The opening photograph, nestled between title pages, shows two youngsters in school uniform: a white boy holds hands with a black girl. Taken in Derby in 2014, the image makes a clear visual statement regarding integration. McDiarmid is familiar with both Daniel Meadows and his work, acknowledging the similarities in their approaches. Following his tour of towns in the early 1970s, Meadows published his own book Living Like This: Around Britain in the Seventies. These pictures are in the established black and white documentary photography of the period. On the cover is a portrait of two young white women, Lyn and Stella Brasher, whom Meadows met in Southampton in 1974. Forty years later, McDiarmid visits the city, making his own double portrait of two young black men. McDiarmid’s colour image reflects the change that has taken place for the practice of the documentarian: the grit of monochrome replaced by chromatic splendour. Meadows has also updated his early work by revisiting his subjects to produce ‘digital stories’—short video pieces that include spoken commentary and re-photographed portraits. Discussion between these photographers, their subjects and their photographs is continually evolving.

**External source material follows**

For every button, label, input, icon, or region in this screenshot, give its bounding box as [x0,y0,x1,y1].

In the introduction to Living Like This, Meadows describes his early collaboration with his friend Martin Parr. The connections between Meadows, Parr and McDiarmid are affirmed through McDiarmid’s exhibition Town to Town at the Martin Parr Foundation (from 31 January to 12 May 2018). The stated aim of Bristol’s newly launched Foundation is to support important photographic work that focuses upon the British Isles; a clear attempt to explore people and place at a juncture in time when there is a movement to assert national identity and separateness. McDiarmid’s project is sparing with its written evidence, leaving viewers to wonder about these British citizens. Perhaps the test of citizenship is not so easy to pin down, and like Bill Bryson who now holds dual nationality, it is something that is in constant flux.